O táxi seguia rápido para o meu vagarosismo mental que acelerava. Queria teleportar-me para escrever. Escolhera o banco de trás para não falar, como se guardasse pela vida toda -  uma mochila - segredando aos néons ou segredado por eles uma história de prostitutas…

Tudo fazia sentido, comigo a achar que não havia sentido nenhum… e aquele carro a levar-me para um apartamento onde eu sabia que iria para foder... de boa vontade!
Achando nisso depois decadência nas persianas mal corridas às primeiras frestas de luz com que a manhã lambia o nosso ninho (e a estante dos teus livros)…
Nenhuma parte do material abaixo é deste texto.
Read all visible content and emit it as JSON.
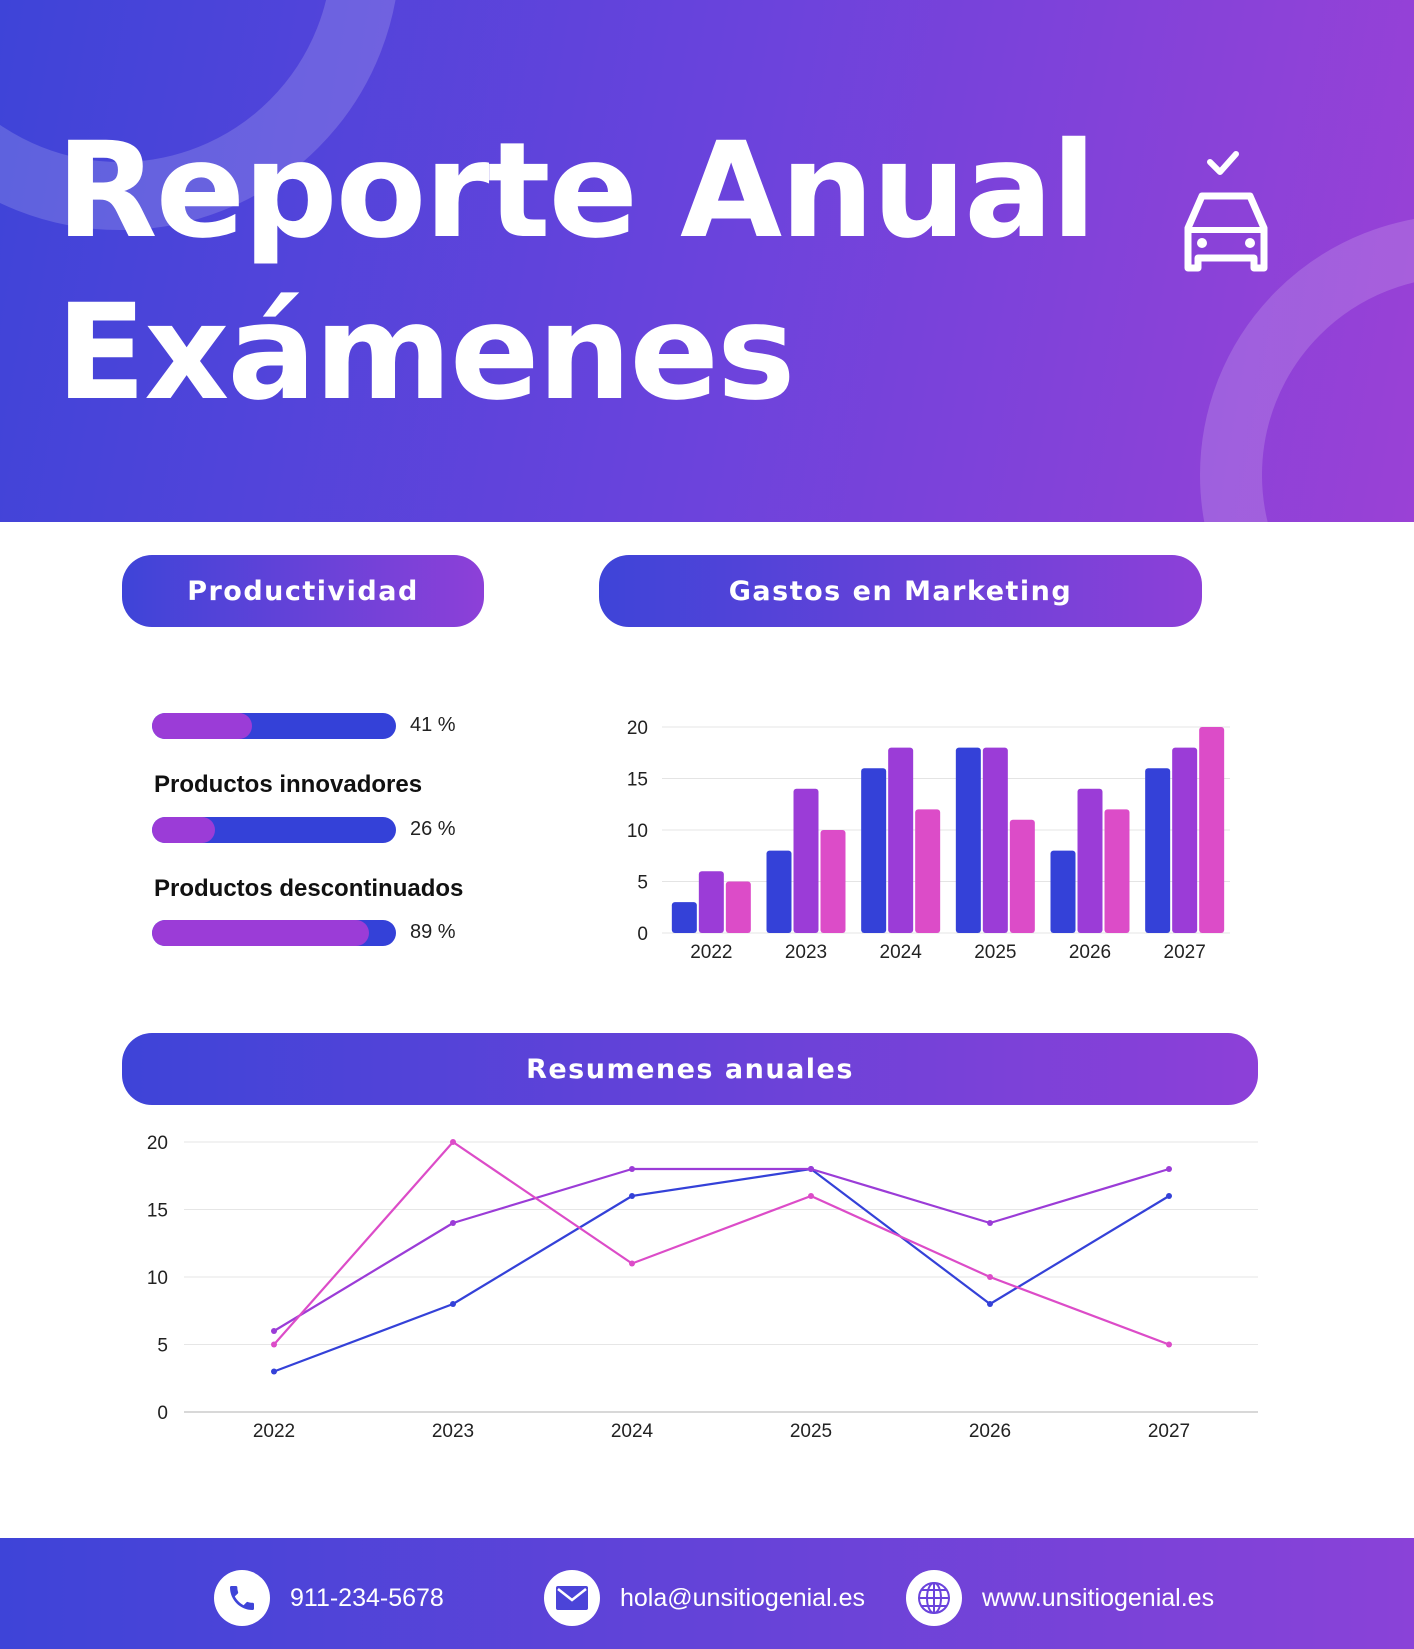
{
  "header": {
    "title_line1": "Reporte Anual",
    "title_line2": "Exámenes",
    "icon": "car-check-icon"
  },
  "sections": {
    "productivity": "Productividad",
    "marketing": "Gastos en Marketing",
    "summaries": "Resumenes anuales"
  },
  "productivity": {
    "items": [
      {
        "label": "",
        "percent": 41,
        "percent_label": "41 %"
      },
      {
        "label": "Productos innovadores",
        "percent": 26,
        "percent_label": "26 %"
      },
      {
        "label": "Productos descontinuados",
        "percent": 89,
        "percent_label": "89 %"
      }
    ]
  },
  "colors": {
    "series1": "#3441d8",
    "series2": "#9b3cd7",
    "series3": "#dc4cc8",
    "accent_start": "#3e44d8",
    "accent_end": "#9a41d6"
  },
  "chart_data": [
    {
      "type": "bar",
      "title": "Gastos en Marketing",
      "categories": [
        "2022",
        "2023",
        "2024",
        "2025",
        "2026",
        "2027"
      ],
      "series": [
        {
          "values": [
            3,
            8,
            16,
            18,
            8,
            16
          ]
        },
        {
          "values": [
            6,
            14,
            18,
            18,
            14,
            18
          ]
        },
        {
          "values": [
            5,
            10,
            12,
            11,
            12,
            20
          ]
        }
      ],
      "ylim": [
        0,
        20
      ],
      "yticks": [
        0,
        5,
        10,
        15,
        20
      ],
      "grid": true
    },
    {
      "type": "line",
      "title": "Resumenes anuales",
      "categories": [
        "2022",
        "2023",
        "2024",
        "2025",
        "2026",
        "2027"
      ],
      "series": [
        {
          "values": [
            3,
            8,
            16,
            18,
            8,
            16
          ]
        },
        {
          "values": [
            6,
            14,
            18,
            18,
            14,
            18
          ]
        },
        {
          "values": [
            5,
            20,
            11,
            16,
            10,
            5
          ]
        }
      ],
      "ylim": [
        0,
        20
      ],
      "yticks": [
        0,
        5,
        10,
        15,
        20
      ],
      "grid": true
    }
  ],
  "footer": {
    "phone": "911-234-5678",
    "email": "hola@unsitiogenial.es",
    "website": "www.unsitiogenial.es"
  }
}
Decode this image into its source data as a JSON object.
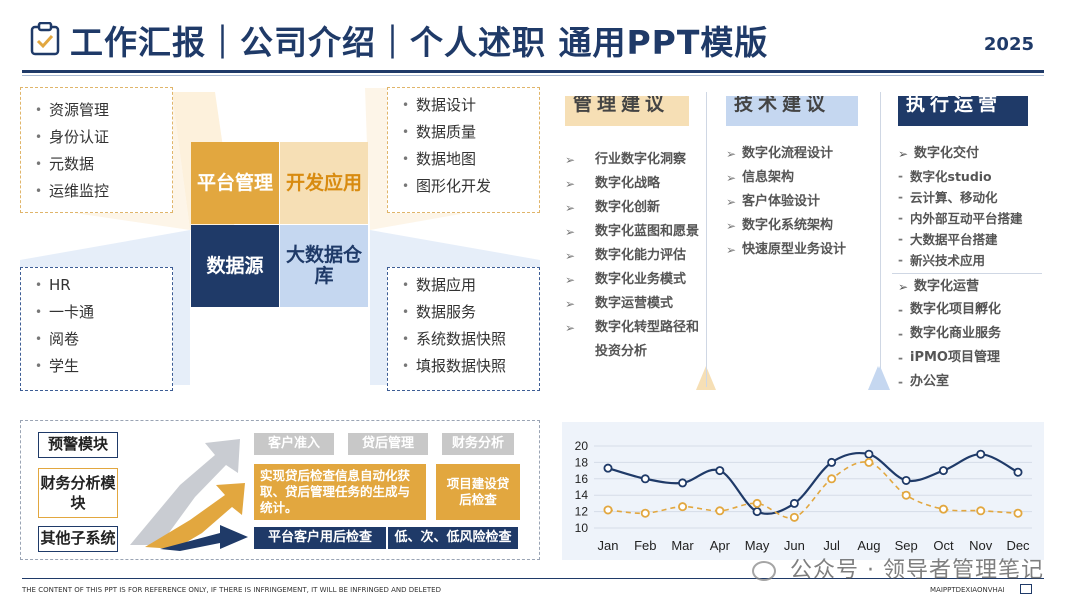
{
  "header": {
    "title": "工作汇报｜公司介绍｜个人述职 通用PPT模版",
    "year": "2025"
  },
  "left_diagram": {
    "top_left_list": [
      "资源管理",
      "身份认证",
      "元数据",
      "运维监控"
    ],
    "top_right_list": [
      "数据设计",
      "数据质量",
      "数据地图",
      "图形化开发"
    ],
    "bottom_left_list": [
      "HR",
      "一卡通",
      "阅卷",
      "学生"
    ],
    "bottom_right_list": [
      "数据应用",
      "数据服务",
      "系统数据快照",
      "填报数据快照"
    ],
    "quad_1": "平台管理",
    "quad_2": "开发应用",
    "quad_3": "数据源",
    "quad_4": "大数据仓库"
  },
  "right_columns": {
    "col1": {
      "title": "管理建议",
      "items": [
        "行业数字化洞察",
        "数字化战略",
        "数字化创新",
        "数字化蓝图和愿景",
        "数字化能力评估",
        "数字化业务模式",
        "数字运营模式",
        "数字化转型路径和投资分析"
      ]
    },
    "col2": {
      "title": "技术建议",
      "items": [
        "数字化流程设计",
        "信息架构",
        "客户体验设计",
        "数字化系统架构",
        "快速原型业务设计"
      ]
    },
    "col3": {
      "title": "执行运营",
      "group1_head": "数字化交付",
      "group1_items": [
        "数字化studio",
        "云计算、移动化",
        "内外部互动平台搭建",
        "大数据平台搭建",
        "新兴技术应用"
      ],
      "group2_head": "数字化运营",
      "group2_items": [
        "数字化项目孵化",
        "数字化商业服务",
        "iPMO项目管理",
        "办公室"
      ]
    }
  },
  "bottom_left": {
    "modules": [
      "预警模块",
      "财务分析模块",
      "其他子系统"
    ],
    "tags": [
      "客户准入",
      "贷后管理",
      "财务分析"
    ],
    "gold_box_1": "实现贷后检查信息自动化获取、贷后管理任务的生成与统计。",
    "gold_box_2": "项目建设贷后检查",
    "navy_box_1": "平台客户用后检查",
    "navy_box_2": "低、次、低风险检查"
  },
  "chart_data": {
    "type": "line",
    "categories": [
      "Jan",
      "Feb",
      "Mar",
      "Apr",
      "May",
      "Jun",
      "Jul",
      "Aug",
      "Sep",
      "Oct",
      "Nov",
      "Dec"
    ],
    "series": [
      {
        "values": [
          17.3,
          16.0,
          15.5,
          17.0,
          12.0,
          13.0,
          18.0,
          19.0,
          15.8,
          17.0,
          19.0,
          16.8
        ],
        "color": "#1f3a68",
        "style": "solid"
      },
      {
        "values": [
          12.2,
          11.8,
          12.6,
          12.1,
          13.0,
          11.3,
          16.0,
          18.0,
          14.0,
          12.3,
          12.1,
          11.8
        ],
        "color": "#e2a73f",
        "style": "dashed"
      }
    ],
    "yticks": [
      "20",
      "18",
      "16",
      "14",
      "12",
      "10"
    ],
    "ylim": [
      10,
      20
    ],
    "grid": "horizontal"
  },
  "footer": {
    "disclaimer": "THE CONTENT OF THIS PPT IS FOR REFERENCE ONLY, IF THERE IS INFRINGEMENT, IT WILL BE INFRINGED AND DELETED",
    "brand": "MAIPPTDEXIAONVHAI",
    "watermark": "公众号 · 领导者管理笔记"
  }
}
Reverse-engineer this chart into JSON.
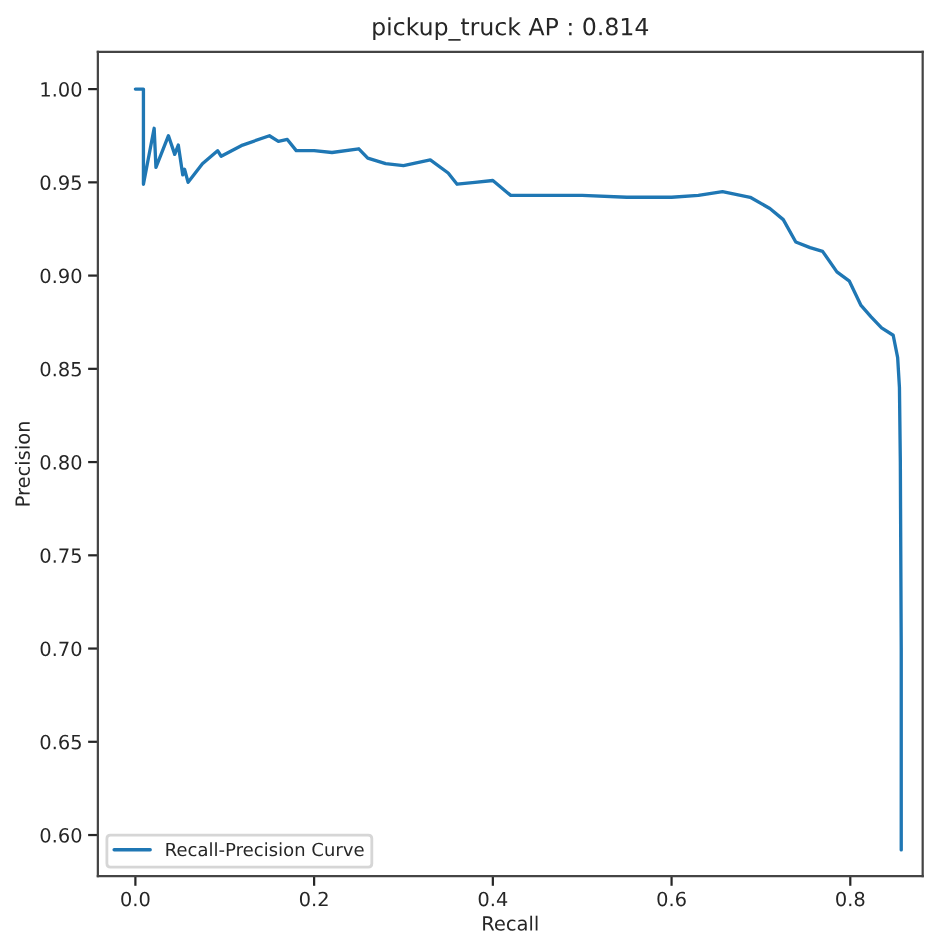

Depois até casa, com vigor no caminho, e uma piscina de sensações a esfregar-me com sabão a alma num tanque – a roupa empestada de fumo, de tabaco, de memórias fodíferas… o sol bronzeando a minha errância...
Sorrisos cúmplices, no passeio, com meninas desejosas de tatuagem…

O sorriso delas brinca
E o brinco delas, no umbigo,
Rima comigo…

Passo por nós e por Deus
Enquanto na esplanada brigam os bêbados….




Domingo, depois da explosão e da chuva



Deixa-me pensar em ti
Domingo, depois da explosão e da chuva.

A armadura por polir na cadeira do quarto
Como roupa de sábado à noite

Não sei que te desejo,
Desconheço o teu perfume
Mas há um outdoor teu na minha cidade interior…

Gosto de estar só.
É até ridículo queixar-me do trânsito e dos semáforos
Nas avenidas onde o Apocalipse levou só pessoas.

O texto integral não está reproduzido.